Adam optimizer? Yes, but rectified please!

Source: Deep Learning on Medium

Adam optimizer? Yes, but rectified please!

Liu, Jian, He e.a. describe a new variation of well-known adam optimizer for training neural networks in their rather new paper “On the Variance of the Adaptive Learning Rate and Beyond” (published on 8 Aug 2019).

They describe their findings in respect to the effects of variance and momentum during training when using adam optimizer. RAdam (or rectified adam) provides a new technology for adopting the learning rate baed on automated, dynamic adjustment. With RAdam the training of any neural net should be improved in comparison to using plain vanilla Adam optimizer.

The main goal of RAdam is more stability and convergence to choosing the learningrate parameter. The main problem of using adaptive learning rate optimizers including Adam, RMSProp, etc. is the difficulty of being stuck on local minima while not converging to the global minimum. More modern frameworks (like fastai) include a warming-up-phase within their training methods. During this phase different learning-rates are used for training.

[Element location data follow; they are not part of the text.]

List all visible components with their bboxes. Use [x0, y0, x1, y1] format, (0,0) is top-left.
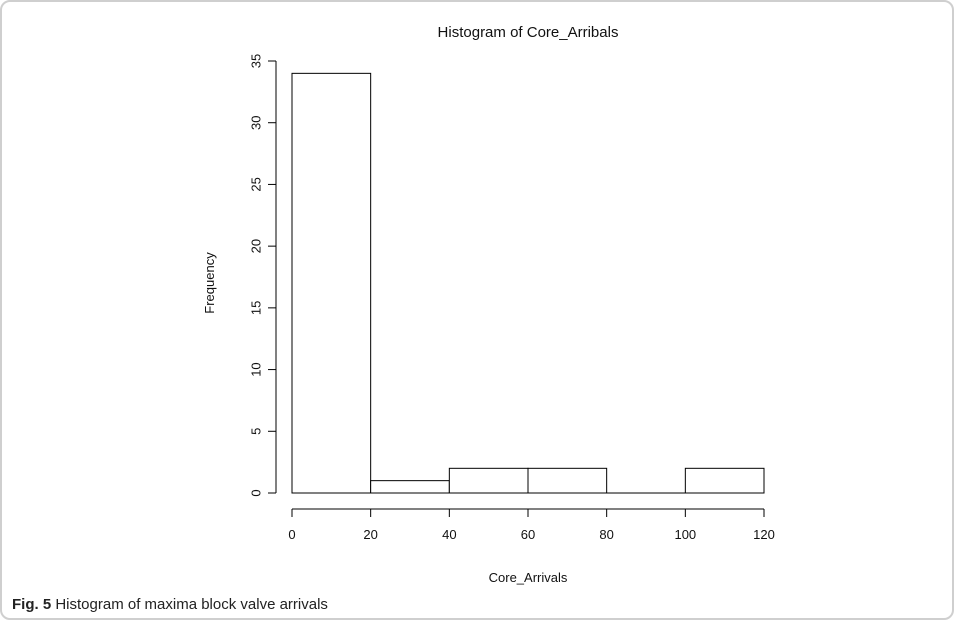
- y-tick-label-2: 10: [248, 362, 263, 376]
- x-axis-label: Core_Arrivals: [489, 570, 568, 585]
- histogram-bar-5: [684, 467, 765, 494]
- histogram-bar-3: [527, 467, 608, 494]
- x-tick-label-0: 0: [288, 527, 295, 542]
- figure-caption-text: Histogram of maxima block valve arrivals: [55, 596, 328, 613]
- y-tick-label-3: 15: [248, 301, 263, 315]
- chart-title: Histogram of Core_Arribals: [438, 24, 619, 41]
- y-tick-label-0: 0: [248, 489, 263, 496]
- histogram-bar-1: [370, 480, 450, 494]
- y-tick-label-1: 5: [248, 428, 263, 435]
- y-tick-label-4: 20: [248, 239, 263, 253]
- histogram-chart: Histogram of Core_Arribals 0 20 40 60 80 100 1…: [202, 24, 775, 585]
- x-tick-label-4: 80: [599, 527, 613, 542]
- histogram-bar-2: [448, 467, 529, 494]
- x-tick-label-6: 120: [753, 527, 775, 542]
- y-tick-label-5: 25: [248, 177, 263, 191]
- y-tick-label-6: 30: [248, 115, 263, 129]
- y-tick-label-7: 35: [248, 54, 263, 68]
- y-axis: 0 5 10 15 20 25 30 35: [248, 54, 277, 497]
- bars-group: [291, 72, 765, 494]
- x-tick-label-5: 100: [674, 527, 696, 542]
- x-tick-label-3: 60: [521, 527, 535, 542]
- x-tick-label-2: 40: [442, 527, 456, 542]
- figure-label: Fig. 5: [12, 596, 52, 613]
- x-axis: 0 20 40 60 80 100 120: [288, 508, 775, 542]
- figure-caption: Fig. 5 Histogram of maxima block valve a…: [12, 596, 328, 613]
- x-tick-label-1: 20: [363, 527, 377, 542]
- y-axis-label: Frequency: [202, 252, 217, 314]
- histogram-bar-0: [291, 72, 372, 494]
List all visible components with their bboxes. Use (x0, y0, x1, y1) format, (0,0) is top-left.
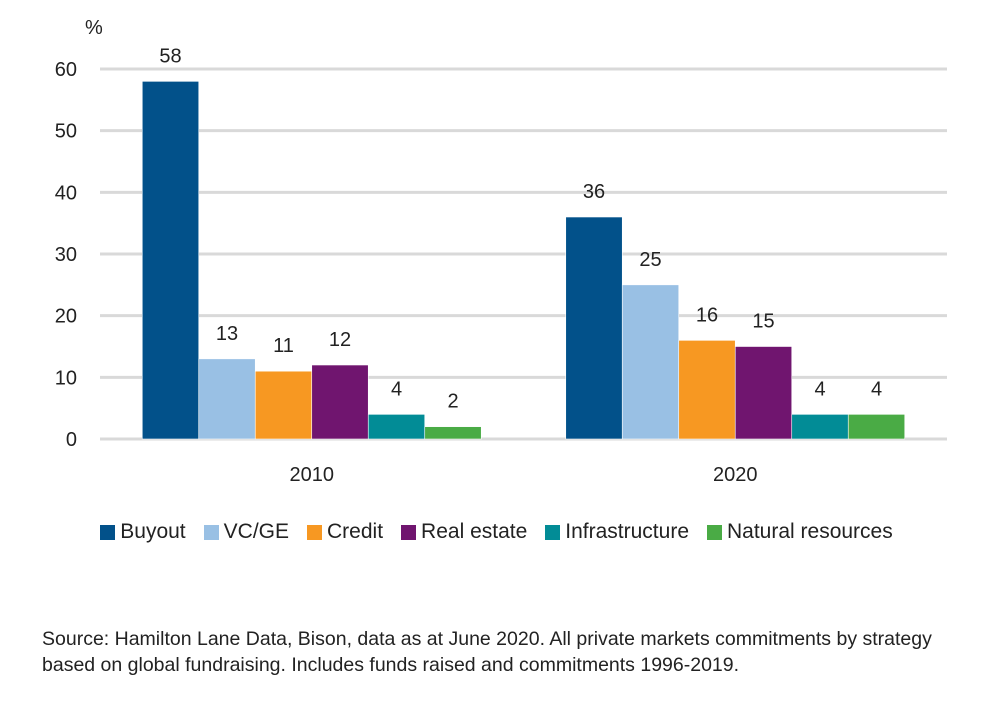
data-labels: 58 13 11 12 4 2 36 25 16 15 4 4 (159, 45, 882, 412)
legend-item: Real estate (401, 520, 527, 544)
data-label: 36 (583, 181, 605, 203)
y-tick-label: 50 (55, 121, 77, 143)
y-tick-label: 30 (55, 244, 77, 266)
bar-vc-ge-2010 (198, 358, 256, 440)
source-note: Source: Hamilton Lane Data, Bison, data … (42, 628, 932, 676)
legend-label: Infrastructure (565, 520, 689, 543)
legend-label: Buyout (120, 520, 186, 543)
legend-item: Infrastructure (545, 520, 689, 544)
legend-label: VC/GE (223, 520, 290, 543)
bar-credit-2020 (678, 340, 736, 440)
legend-swatch (401, 524, 417, 540)
y-tick-label: 0 (66, 429, 77, 451)
data-label: 13 (216, 323, 238, 345)
bar-credit-2010 (254, 370, 313, 440)
bar-natural-resources-2020 (847, 414, 906, 440)
bar-vc-ge-2020 (621, 284, 680, 440)
legend-label: Natural resources (727, 520, 893, 543)
legend-item: Credit (307, 520, 383, 544)
bar-buyout-2010 (141, 81, 200, 440)
bar-infrastructure-2020 (791, 414, 849, 440)
legend: Buyout VC/GE Credit Real estate Infrastructu… (0, 520, 993, 544)
bar-chart: 0 10 20 30 40 50 60 % 58 13 11 12 4 2 36 25 16 15 4 4 201… (55, 17, 947, 486)
legend-label: Credit (327, 520, 384, 543)
legend-item: Natural resources (707, 520, 893, 544)
data-label: 4 (391, 378, 402, 400)
data-label: 2 (447, 391, 458, 413)
legend-item: Buyout (100, 520, 186, 544)
legend-swatch (545, 524, 561, 540)
x-tick-label: 2010 (290, 464, 335, 486)
legend-swatch (707, 524, 722, 540)
legend-swatch (100, 524, 116, 540)
legend-item: VC/GE (203, 520, 290, 544)
bars (141, 81, 906, 440)
y-tick-label: 40 (55, 182, 77, 204)
bar-infrastructure-2010 (367, 414, 426, 440)
data-label: 4 (871, 378, 882, 400)
x-tick-label: 2020 (713, 464, 758, 486)
y-axis-unit-label: % (85, 17, 103, 39)
data-label: 58 (159, 45, 181, 67)
bar-natural-resources-2010 (424, 426, 482, 440)
bar-buyout-2020 (565, 216, 623, 440)
data-label: 25 (639, 249, 661, 271)
data-label: 16 (696, 304, 718, 326)
legend-swatch (203, 524, 219, 540)
bar-real-estate-2010 (311, 364, 369, 440)
data-label: 12 (329, 329, 351, 351)
data-label: 15 (752, 311, 774, 333)
x-axis-ticks: 2010 2020 (290, 464, 758, 486)
data-label: 4 (814, 378, 825, 400)
legend-label: Real estate (421, 520, 528, 543)
y-tick-label: 20 (55, 306, 77, 328)
y-axis-ticks: 0 10 20 30 40 50 60 (55, 59, 77, 451)
data-label: 11 (273, 335, 294, 357)
y-tick-label: 10 (55, 367, 77, 389)
y-tick-label: 60 (55, 59, 77, 81)
bar-real-estate-2020 (734, 346, 793, 440)
legend-swatch (307, 524, 323, 540)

The authors of the paper examined this rather less understood topic of warming-up heuristics. They found that optimizers with adaptive learning-rates tend to having too large values on variance. This especially inflicts the early stages of the training process and is responsible for letting the optimizer doing big jumps. These can lead to bad decisions of the optimizer and being stuck on local optima instead of finding global minima.

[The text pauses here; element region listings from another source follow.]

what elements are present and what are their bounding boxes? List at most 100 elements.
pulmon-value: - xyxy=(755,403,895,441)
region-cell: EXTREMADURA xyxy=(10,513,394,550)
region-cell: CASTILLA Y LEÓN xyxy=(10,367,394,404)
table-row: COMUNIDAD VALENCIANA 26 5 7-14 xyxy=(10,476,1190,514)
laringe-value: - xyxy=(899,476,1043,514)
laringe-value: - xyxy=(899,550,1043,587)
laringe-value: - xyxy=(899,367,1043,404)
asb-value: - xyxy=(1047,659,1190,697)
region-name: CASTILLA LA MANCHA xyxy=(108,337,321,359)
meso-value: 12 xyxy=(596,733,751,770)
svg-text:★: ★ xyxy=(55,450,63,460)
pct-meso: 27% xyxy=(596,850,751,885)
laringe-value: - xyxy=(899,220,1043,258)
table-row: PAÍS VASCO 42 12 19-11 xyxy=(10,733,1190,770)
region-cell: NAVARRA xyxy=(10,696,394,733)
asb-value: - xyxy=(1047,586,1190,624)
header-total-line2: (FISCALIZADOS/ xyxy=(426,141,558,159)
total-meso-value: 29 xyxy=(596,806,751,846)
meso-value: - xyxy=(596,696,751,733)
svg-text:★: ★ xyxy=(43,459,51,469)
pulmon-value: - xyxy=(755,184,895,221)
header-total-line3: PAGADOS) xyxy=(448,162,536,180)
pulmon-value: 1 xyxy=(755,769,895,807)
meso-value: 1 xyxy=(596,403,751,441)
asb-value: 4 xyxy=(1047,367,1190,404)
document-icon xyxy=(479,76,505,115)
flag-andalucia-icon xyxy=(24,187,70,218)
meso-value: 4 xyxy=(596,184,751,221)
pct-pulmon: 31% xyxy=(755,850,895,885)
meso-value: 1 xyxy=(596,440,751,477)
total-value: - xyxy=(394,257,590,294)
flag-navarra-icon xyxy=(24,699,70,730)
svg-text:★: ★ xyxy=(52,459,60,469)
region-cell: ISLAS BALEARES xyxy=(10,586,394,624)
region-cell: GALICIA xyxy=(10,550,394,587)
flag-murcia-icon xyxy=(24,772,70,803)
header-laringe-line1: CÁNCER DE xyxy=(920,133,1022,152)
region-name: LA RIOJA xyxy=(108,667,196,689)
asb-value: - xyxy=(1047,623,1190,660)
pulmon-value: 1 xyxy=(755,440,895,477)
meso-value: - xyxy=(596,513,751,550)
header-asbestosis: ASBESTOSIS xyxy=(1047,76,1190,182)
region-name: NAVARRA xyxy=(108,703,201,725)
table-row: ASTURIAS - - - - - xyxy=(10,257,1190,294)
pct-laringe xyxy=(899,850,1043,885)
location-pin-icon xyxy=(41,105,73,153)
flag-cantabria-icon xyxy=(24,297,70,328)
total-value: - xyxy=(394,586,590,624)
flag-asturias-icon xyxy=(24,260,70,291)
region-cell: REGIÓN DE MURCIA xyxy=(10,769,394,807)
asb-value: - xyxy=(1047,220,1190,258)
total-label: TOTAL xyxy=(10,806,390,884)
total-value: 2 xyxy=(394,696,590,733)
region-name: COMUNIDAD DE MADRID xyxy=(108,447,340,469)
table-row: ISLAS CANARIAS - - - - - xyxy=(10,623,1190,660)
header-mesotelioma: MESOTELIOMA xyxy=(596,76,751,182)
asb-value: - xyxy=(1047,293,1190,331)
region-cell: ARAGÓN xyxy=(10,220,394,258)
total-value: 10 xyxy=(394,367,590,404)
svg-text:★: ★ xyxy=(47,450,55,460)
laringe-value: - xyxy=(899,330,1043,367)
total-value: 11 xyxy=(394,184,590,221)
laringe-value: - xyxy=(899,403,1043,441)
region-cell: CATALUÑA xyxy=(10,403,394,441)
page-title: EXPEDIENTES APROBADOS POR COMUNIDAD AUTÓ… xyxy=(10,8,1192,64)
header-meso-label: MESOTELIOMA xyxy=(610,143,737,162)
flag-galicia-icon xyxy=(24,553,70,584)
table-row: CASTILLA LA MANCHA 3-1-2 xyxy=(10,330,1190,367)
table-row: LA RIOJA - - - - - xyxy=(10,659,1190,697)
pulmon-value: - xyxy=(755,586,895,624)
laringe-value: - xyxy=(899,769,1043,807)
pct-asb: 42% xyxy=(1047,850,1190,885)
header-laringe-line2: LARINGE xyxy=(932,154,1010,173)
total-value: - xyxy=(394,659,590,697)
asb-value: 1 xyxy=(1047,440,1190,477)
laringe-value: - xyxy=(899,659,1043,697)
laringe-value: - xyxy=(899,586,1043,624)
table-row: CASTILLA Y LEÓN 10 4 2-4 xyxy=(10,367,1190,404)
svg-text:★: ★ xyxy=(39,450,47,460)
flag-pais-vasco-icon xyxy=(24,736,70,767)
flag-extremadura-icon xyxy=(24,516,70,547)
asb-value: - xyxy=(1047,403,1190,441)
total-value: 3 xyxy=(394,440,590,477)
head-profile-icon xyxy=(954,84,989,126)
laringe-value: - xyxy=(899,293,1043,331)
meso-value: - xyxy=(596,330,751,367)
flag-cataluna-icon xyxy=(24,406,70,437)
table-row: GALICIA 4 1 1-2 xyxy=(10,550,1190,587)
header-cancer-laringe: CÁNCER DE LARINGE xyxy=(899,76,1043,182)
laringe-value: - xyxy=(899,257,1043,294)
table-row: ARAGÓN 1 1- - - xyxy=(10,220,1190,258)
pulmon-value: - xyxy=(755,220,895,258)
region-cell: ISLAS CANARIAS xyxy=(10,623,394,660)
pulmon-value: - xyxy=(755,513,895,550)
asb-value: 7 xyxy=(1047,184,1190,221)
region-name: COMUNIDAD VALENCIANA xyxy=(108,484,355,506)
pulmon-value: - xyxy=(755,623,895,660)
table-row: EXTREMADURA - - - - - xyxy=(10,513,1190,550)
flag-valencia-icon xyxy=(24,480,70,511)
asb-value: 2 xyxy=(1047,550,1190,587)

To avoid this issue wamup phases are implemented into the optimizers during which a much lower learning rate is used. This visualization shows the internals of Adam Optimizer — with and without using a warm-up phase — during ten iterations.

We can see that the plain vanilla implementation of Adam optimizer may make bad decisions in early training phases because of too little data being seen during training.

This authors of the paper could reproduce similar results when using Adam without warm-up and without using momentum for the first 2k iterations.

This led to the point that warm-up acts like some kind of variance reduction for the Adam optimizer. This reduced variance obviously can prevent Adam from being stuck on local optima.

Let’s rectify Adam!

But one major problems remains: we do not know the degree of warm-up that is required because this varies from dataset to dataset. This way the authors designed a mathematical algorithm that is capable of managing the degree of dynamic variance. This exactly is what is described as rectified. This rectifier term can slowly and continously decrease the adaptive momentum.

RAdam is able of dynamically managing the adaptive learning rate. This is done by analyzing the underlying divergence of the variance. This way RAdam uses a dynamic warm-up phase without the need of tuning any parameters. The figure below shows that RAdam outperforms Adam with conventional warm-up tuning.